Song by Karin Gustafsson and Mikael Timmermann
- Released: 1981
- Songwriter: Karin Gustafsson

= Den lilla fågeln =

Den lilla fågeln is a song that Karin Gustafsson and Mikael Timmermann from Getinge appeared in the television show Chansen that originally aired over Sveriges Television in early 1981. The song was written by Karin Gustafsson, and received major airplay over Sveriges Radio Halland.

The song lyrics tell a story about young girl named Lena, who is sleeping on a Sunday morning when being wakened up by a bird appearing next to her window looking for food, and she wants to let the bird in for a while, but not strip the bird on its freedom.

==Other recordings==
In 1984, the song was recorded by Stig Lorentz on the album Räck ut din hand, and in 1989 Thord Åhman recorded the song on the album På väg 3.

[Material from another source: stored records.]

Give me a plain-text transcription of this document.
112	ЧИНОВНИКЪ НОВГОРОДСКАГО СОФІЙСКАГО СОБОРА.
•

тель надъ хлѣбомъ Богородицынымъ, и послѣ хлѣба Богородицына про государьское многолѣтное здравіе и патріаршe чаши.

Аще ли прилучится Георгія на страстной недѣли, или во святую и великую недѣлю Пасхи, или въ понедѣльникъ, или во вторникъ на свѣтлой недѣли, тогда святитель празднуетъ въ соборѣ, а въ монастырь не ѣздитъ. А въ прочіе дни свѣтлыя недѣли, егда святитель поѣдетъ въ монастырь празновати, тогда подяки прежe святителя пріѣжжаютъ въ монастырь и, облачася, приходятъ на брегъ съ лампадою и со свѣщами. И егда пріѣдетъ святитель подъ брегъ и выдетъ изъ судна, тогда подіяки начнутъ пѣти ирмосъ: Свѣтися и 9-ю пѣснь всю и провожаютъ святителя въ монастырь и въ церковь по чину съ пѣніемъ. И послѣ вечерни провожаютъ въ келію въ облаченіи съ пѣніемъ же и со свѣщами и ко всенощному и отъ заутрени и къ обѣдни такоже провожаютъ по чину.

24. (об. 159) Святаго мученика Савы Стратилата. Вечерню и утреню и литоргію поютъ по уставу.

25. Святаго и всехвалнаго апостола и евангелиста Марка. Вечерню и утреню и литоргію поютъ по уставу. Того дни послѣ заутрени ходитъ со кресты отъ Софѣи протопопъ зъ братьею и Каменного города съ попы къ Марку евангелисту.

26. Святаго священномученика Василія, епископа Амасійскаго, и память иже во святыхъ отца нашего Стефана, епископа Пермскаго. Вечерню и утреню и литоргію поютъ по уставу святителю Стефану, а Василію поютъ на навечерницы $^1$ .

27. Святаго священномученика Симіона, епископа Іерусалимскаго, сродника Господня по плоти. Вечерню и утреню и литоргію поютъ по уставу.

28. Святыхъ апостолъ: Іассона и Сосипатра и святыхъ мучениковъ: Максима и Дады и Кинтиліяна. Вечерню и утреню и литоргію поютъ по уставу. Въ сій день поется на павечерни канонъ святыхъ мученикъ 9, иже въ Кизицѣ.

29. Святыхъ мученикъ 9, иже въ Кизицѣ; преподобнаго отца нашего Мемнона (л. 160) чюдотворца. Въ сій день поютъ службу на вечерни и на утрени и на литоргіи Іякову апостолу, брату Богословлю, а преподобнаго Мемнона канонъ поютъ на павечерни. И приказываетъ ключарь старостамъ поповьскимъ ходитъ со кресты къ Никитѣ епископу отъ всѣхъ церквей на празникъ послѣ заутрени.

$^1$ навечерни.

Stefan Borsch scored a Svensktoppen hit charting for 20 weeks between 29 November 1987–17 April 1988.

Paul Sahlin wrote another lyris version, Luffarpojken, describing a young boy on the run from an orphanage, who sleeps at the haylofts and prays to the Lord wondering who his parents are. With these lyrics the sogn was recorded by Paul Sahlin and Säwes at the album named after the song. and by Jirix on the 1988 album Hemmets jord.